As for settling times, those are random anyway. Processors are binned according to how good the settling times ended up being. It’s unlikely to have two homogeneous chips.
No, it is not. You can always trade off performance for reliability by repeating your computations several times, preferably with some variation in the distribution/timing of work to avoid the same potential hardware failure pattern.
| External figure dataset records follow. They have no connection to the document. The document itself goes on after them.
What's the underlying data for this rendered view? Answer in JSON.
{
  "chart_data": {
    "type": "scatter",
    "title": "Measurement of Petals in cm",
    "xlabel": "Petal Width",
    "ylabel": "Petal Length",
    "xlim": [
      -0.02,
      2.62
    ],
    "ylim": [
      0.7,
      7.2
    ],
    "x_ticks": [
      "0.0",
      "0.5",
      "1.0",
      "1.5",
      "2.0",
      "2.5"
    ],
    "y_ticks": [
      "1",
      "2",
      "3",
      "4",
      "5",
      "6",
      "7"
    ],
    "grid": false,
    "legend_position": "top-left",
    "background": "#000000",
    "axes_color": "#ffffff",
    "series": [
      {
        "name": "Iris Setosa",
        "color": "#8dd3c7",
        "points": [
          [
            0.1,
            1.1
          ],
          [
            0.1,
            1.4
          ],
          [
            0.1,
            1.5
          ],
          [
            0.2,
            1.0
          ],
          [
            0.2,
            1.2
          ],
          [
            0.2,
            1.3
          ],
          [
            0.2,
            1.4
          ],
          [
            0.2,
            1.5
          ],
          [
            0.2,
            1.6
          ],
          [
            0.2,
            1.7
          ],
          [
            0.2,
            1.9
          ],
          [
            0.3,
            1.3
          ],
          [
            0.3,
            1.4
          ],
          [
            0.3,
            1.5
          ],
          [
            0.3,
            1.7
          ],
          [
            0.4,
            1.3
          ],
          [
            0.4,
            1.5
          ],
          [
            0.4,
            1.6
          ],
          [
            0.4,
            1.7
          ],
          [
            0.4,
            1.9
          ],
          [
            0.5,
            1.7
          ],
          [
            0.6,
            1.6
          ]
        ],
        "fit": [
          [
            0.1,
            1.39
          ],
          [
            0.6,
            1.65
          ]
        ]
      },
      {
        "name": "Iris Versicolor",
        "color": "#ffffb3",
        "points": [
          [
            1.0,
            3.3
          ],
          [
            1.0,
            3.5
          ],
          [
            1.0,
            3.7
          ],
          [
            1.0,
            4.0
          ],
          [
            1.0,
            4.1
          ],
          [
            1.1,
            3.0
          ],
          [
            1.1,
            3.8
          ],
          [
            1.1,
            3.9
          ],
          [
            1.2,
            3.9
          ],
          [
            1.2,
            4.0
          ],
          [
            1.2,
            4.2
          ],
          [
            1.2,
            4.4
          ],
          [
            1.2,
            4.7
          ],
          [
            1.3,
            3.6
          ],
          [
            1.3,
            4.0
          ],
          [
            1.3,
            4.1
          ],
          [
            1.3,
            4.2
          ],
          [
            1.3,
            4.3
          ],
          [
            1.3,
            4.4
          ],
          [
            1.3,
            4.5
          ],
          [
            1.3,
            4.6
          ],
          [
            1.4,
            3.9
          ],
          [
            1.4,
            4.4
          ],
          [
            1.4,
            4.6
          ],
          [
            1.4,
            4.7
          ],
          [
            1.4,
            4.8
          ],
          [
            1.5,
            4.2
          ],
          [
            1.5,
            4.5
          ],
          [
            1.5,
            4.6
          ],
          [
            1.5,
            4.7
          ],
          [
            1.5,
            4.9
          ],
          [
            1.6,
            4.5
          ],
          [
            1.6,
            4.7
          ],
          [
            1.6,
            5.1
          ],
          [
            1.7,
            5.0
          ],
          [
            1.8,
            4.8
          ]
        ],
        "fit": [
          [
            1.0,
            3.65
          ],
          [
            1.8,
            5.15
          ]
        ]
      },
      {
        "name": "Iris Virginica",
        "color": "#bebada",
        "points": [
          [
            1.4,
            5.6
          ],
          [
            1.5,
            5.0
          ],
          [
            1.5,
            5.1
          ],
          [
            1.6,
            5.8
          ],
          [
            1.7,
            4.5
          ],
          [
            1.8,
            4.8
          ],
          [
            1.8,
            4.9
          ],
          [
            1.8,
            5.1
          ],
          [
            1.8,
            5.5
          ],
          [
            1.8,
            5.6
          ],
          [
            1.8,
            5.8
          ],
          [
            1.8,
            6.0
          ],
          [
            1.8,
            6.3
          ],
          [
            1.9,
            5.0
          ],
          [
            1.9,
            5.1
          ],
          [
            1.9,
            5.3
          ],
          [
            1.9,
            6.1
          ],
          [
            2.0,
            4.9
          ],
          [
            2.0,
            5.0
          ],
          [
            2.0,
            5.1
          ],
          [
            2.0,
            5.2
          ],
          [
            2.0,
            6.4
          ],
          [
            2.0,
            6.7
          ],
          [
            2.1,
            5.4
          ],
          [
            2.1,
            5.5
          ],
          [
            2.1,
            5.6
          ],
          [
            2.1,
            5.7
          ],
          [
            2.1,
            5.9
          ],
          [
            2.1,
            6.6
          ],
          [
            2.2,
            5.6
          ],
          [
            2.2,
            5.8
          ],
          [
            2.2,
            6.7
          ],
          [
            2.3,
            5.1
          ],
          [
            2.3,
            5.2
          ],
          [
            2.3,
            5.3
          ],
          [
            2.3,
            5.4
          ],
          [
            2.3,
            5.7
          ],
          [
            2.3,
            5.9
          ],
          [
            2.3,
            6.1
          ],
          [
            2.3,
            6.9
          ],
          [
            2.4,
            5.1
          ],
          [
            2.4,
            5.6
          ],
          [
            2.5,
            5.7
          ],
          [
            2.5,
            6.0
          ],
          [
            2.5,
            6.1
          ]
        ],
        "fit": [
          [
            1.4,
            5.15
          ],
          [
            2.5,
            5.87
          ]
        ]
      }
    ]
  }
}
It's possible other modes have this property because of the structure of the cipher itself, but that's way out of my league.
If you want extremely high reliability, for critical applications, you use other CPUs. Of course, they are slower.
So the only interesting info that remains is that the defect rate seems way too high and maybe the quality decreasing in recent years. In which case, when you are Google, you probably could and should complain (strongly) to your CPU vendors, because likely their testing is lacking and their engineering margins too low... (at least if that's really the silicon that is at fault, and not say for example the MB)
Now of course it's a little late for the existing ones, but still the sudden realization that "OMG CPU do sometimes fail, with a variety of modes, and for a variety of reasons" (including, surprise(?!), aging) seems, if not concentrating on the defect rate, naïve. And the potential risk of sometimes having high rate errors was already a very well known esp. in the presence of software changes and/or heterogenous software and/or heterogenous hardware, due to the existence of logical CPU bugs, sometimes also resulting in silent data corruption, and sometimes also with non-deterministic-like behaviors (so can as well work on a core but not another because of "random" memory controller pressure and delays, and the next time with the two cores reversed)
ECC memory was deprecated in consumer machines 15 years ago or more. This was a conscious industry choice that reliability in hardware could be sacrificed to other concerns. That's just an example.
Any credible evidence of this?
If google and the other hyperscalers complain enough, there’s no reason Intel couldn’t give them some self test to run every hour or so.
 depends on how complex the CPU is, how long you accept to run the self testing code, and how well it was done.
Their Tech Reports are worth a sample and fortunately they're online: https://www.hpl.hp.com/hplabs/index/Tandem
Probably the best one to start at: https://www.hpl.hp.com/techreports/tandem/TR-90.5.pdf
Not directly related but some platforms supporting lockstep are flexible: you can use a pair as either 2 cores (perf) or a single logical one (lockstep).
Joking aside, it's really neat to see the scale and sophistication of error detection appearing in these data centers.